UK renewables policy needs clarity to increase investor confidence

The UK Government's lack of clarity over renewables policies is continuing to disrupt investor confidence, according to Ernst & Young's latest quarterly global renewable energy report.


The professional services firm said a number of UK policy and subsidy announcements made during the second quarter of 2012 have fallen short of delivering certainty for investors.

Ernst & Young’s said the continuing battle within the coalition government between a pro-gas stance, and the more pro-renewables view is undermining the rhetoric that the UK energy market is a great place to invest.

Energy and environmental finance leader for Ernst & Young’s, Ben Warren, said: “The lack of clarity and detail from various policy announcements, and the ambiguous messages coming out of the Treasury and DECC, has been frustrating for the renewable sector.

“More importantly, the on-going uncertainty risks delaying much needed investment further, undermining the UK’s ability to achieve its 2020 targets and benefit from the creation of green collar jobs”.

The report looks at the UK’s recent policy decisions and draws on the Government’s announcement that gas is higher on its agenda than previously thought.

The report states: “Over recent months, it has become more apparent that the Government is beginning to favour a dash for gas to deliver energy security, and will prioritise decarbonisation of the energy sector in the 2030s, a decade later than planned. If this is the case, it smacks of yet another example of leaving it to the next generation to pay for our ways.”

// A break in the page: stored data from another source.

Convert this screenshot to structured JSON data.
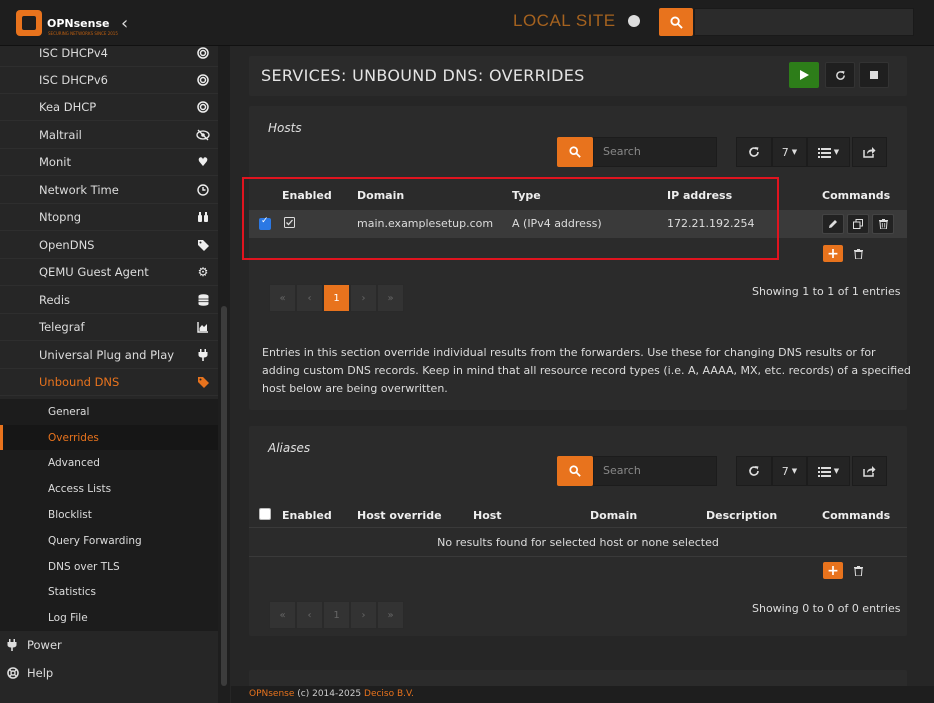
{
  "topbar": {
    "logo_text": "OPNsense",
    "logo_sub": "SECURING NETWORKS SINCE 2015",
    "site_label": "LOCAL SITE"
  },
  "sidebar": {
    "items": [
      {
        "label": "ISC DHCPv4",
        "icon": "target-icon"
      },
      {
        "label": "ISC DHCPv6",
        "icon": "target-icon"
      },
      {
        "label": "Kea DHCP",
        "icon": "target-icon"
      },
      {
        "label": "Maltrail",
        "icon": "eye-slash-icon"
      },
      {
        "label": "Monit",
        "icon": "heartbeat-icon"
      },
      {
        "label": "Network Time",
        "icon": "clock-icon"
      },
      {
        "label": "Ntopng",
        "icon": "binoculars-icon"
      },
      {
        "label": "OpenDNS",
        "icon": "tags-icon"
      },
      {
        "label": "QEMU Guest Agent",
        "icon": "gear-icon"
      },
      {
        "label": "Redis",
        "icon": "database-icon"
      },
      {
        "label": "Telegraf",
        "icon": "area-chart-icon"
      },
      {
        "label": "Universal Plug and Play",
        "icon": "plug-icon"
      },
      {
        "label": "Unbound DNS",
        "icon": "tags-icon"
      }
    ],
    "subitems": [
      "General",
      "Overrides",
      "Advanced",
      "Access Lists",
      "Blocklist",
      "Query Forwarding",
      "DNS over TLS",
      "Statistics",
      "Log File"
    ],
    "bottom": [
      {
        "label": "Power",
        "icon": "plug-icon"
      },
      {
        "label": "Help",
        "icon": "lifesaver-icon"
      }
    ]
  },
  "page": {
    "title": "SERVICES: UNBOUND DNS: OVERRIDES"
  },
  "hosts": {
    "title": "Hosts",
    "search_placeholder": "Search",
    "page_size": "7",
    "columns": {
      "enabled": "Enabled",
      "domain": "Domain",
      "type": "Type",
      "ip": "IP address",
      "commands": "Commands"
    },
    "rows": [
      {
        "domain": "main.examplesetup.com",
        "type": "A (IPv4 address)",
        "ip": "172.21.192.254"
      }
    ],
    "pager": [
      "«",
      "‹",
      "1",
      "›",
      "»"
    ],
    "showing": "Showing 1 to 1 of 1 entries",
    "note": "Entries in this section override individual results from the forwarders. Use these for changing DNS results or for adding custom DNS records. Keep in mind that all resource record types (i.e. A, AAAA, MX, etc. records) of a specified host below are being overwritten."
  },
  "aliases": {
    "title": "Aliases",
    "search_placeholder": "Search",
    "page_size": "7",
    "columns": {
      "enabled": "Enabled",
      "host_override": "Host override",
      "host": "Host",
      "domain": "Domain",
      "description": "Description",
      "commands": "Commands"
    },
    "empty": "No results found for selected host or none selected",
    "pager": [
      "«",
      "‹",
      "1",
      "›",
      "»"
    ],
    "showing": "Showing 0 to 0 of 0 entries"
  },
  "footer": {
    "brand": "OPNsense",
    "copy": " (c) 2014-2025 ",
    "company": "Deciso B.V."
  }
}
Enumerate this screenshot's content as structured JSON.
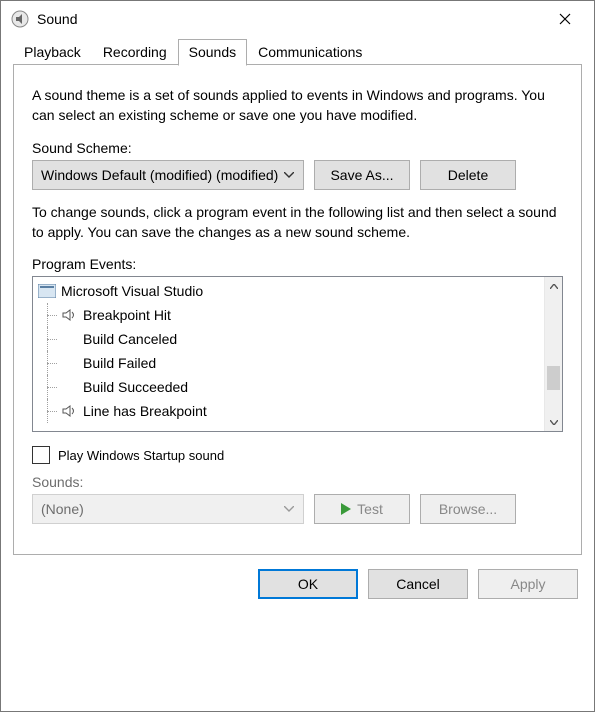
{
  "window": {
    "title": "Sound"
  },
  "tabs": {
    "playback": "Playback",
    "recording": "Recording",
    "sounds": "Sounds",
    "communications": "Communications"
  },
  "panel": {
    "desc1": "A sound theme is a set of sounds applied to events in Windows and programs.  You can select an existing scheme or save one you have modified.",
    "scheme_label": "Sound Scheme:",
    "scheme_value": "Windows Default (modified) (modified)",
    "save_as": "Save As...",
    "delete": "Delete",
    "desc2": "To change sounds, click a program event in the following list and then select a sound to apply.  You can save the changes as a new sound scheme.",
    "events_label": "Program Events:",
    "events": {
      "group": "Microsoft Visual Studio",
      "items": [
        {
          "label": "Breakpoint Hit",
          "has_sound": true
        },
        {
          "label": "Build Canceled",
          "has_sound": false
        },
        {
          "label": "Build Failed",
          "has_sound": false
        },
        {
          "label": "Build Succeeded",
          "has_sound": false
        },
        {
          "label": "Line has Breakpoint",
          "has_sound": true
        }
      ]
    },
    "startup_checkbox": "Play Windows Startup sound",
    "sounds_label": "Sounds:",
    "sounds_value": "(None)",
    "test": "Test",
    "browse": "Browse..."
  },
  "footer": {
    "ok": "OK",
    "cancel": "Cancel",
    "apply": "Apply"
  }
}
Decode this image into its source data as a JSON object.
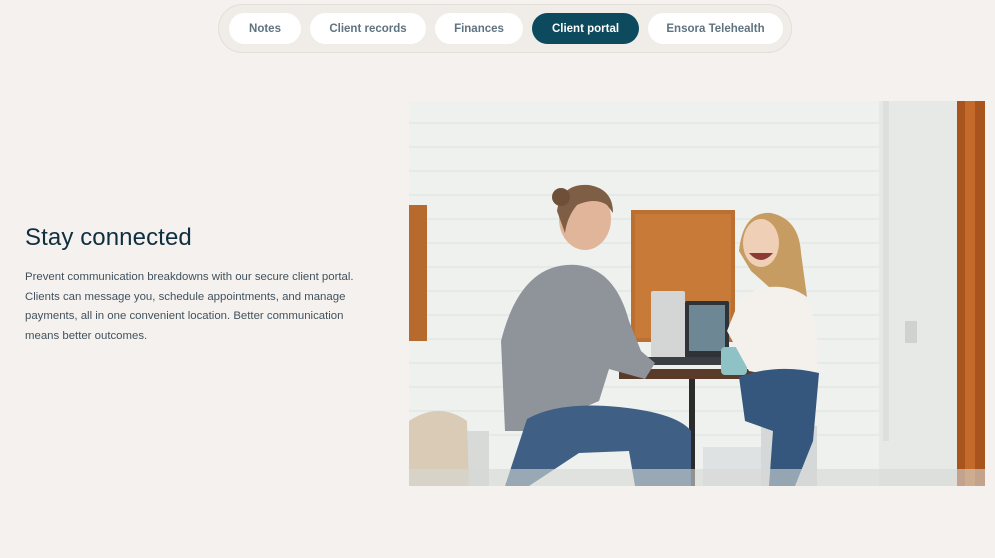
{
  "tabs": [
    {
      "label": "Notes",
      "active": false
    },
    {
      "label": "Client records",
      "active": false
    },
    {
      "label": "Finances",
      "active": false
    },
    {
      "label": "Client portal",
      "active": true
    },
    {
      "label": "Ensora Telehealth",
      "active": false
    }
  ],
  "section": {
    "heading": "Stay connected",
    "body": "Prevent communication breakdowns with our secure client portal. Clients can message you, schedule appointments, and manage payments, all in one convenient location. Better communication means better outcomes."
  },
  "colors": {
    "background": "#f5f1ee",
    "tab_active": "#0d4a5e",
    "tab_inactive": "#ffffff",
    "heading": "#0f2f40",
    "body_text": "#41525d"
  }
}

However, it also touches on the Government’s decision to boost wave and tidal projects, particularly the capacity increase to the country’s offshore wind pipeline.

The Department of Energy and Climate Change (DECC) also gave the go-ahead to Centrica’s 580MW Race Bank project and Warwick Energy’s £1.5bn 560MW Dudgeon development. It also mentioned that in mid-July, Centrica and Dong submitted initial proposals for a giant 2.2GW offshore wind farm in the Irish Sea between Anglesey and the Isle of Man.

In response to the report, a DECC spokeperson told edie: “We are clear on our commitment to renewable energy as part of a balanced energy portfolio and recently set out support levels for renewable technologies to help ensure that rapid growth in renewable energy continues.”

However, the report added that these positive developments have been partially offset by the announcement that Danish wind turbine manufacturer, Vestas, cancelled its plans to build a factory in the UK to produce its 7MW offshore turbines, leading to speculation that foreign investors remain sceptical about the Government’s commitment to the offshore wind sector.

In 2011, Ernst & Young’s released a report that mirrors todays concerns, as a year ago investment in energy reduction measures were ‘in danger of grinding to a halt’ as a result of a continued lack of understanding.

Despite dropping half a point, the UK has risen to fifth place in Ernst & Young’s All Renewable Index (ARI), due to a fall in Italy’s ranking in response to the countries worsening economic conditions.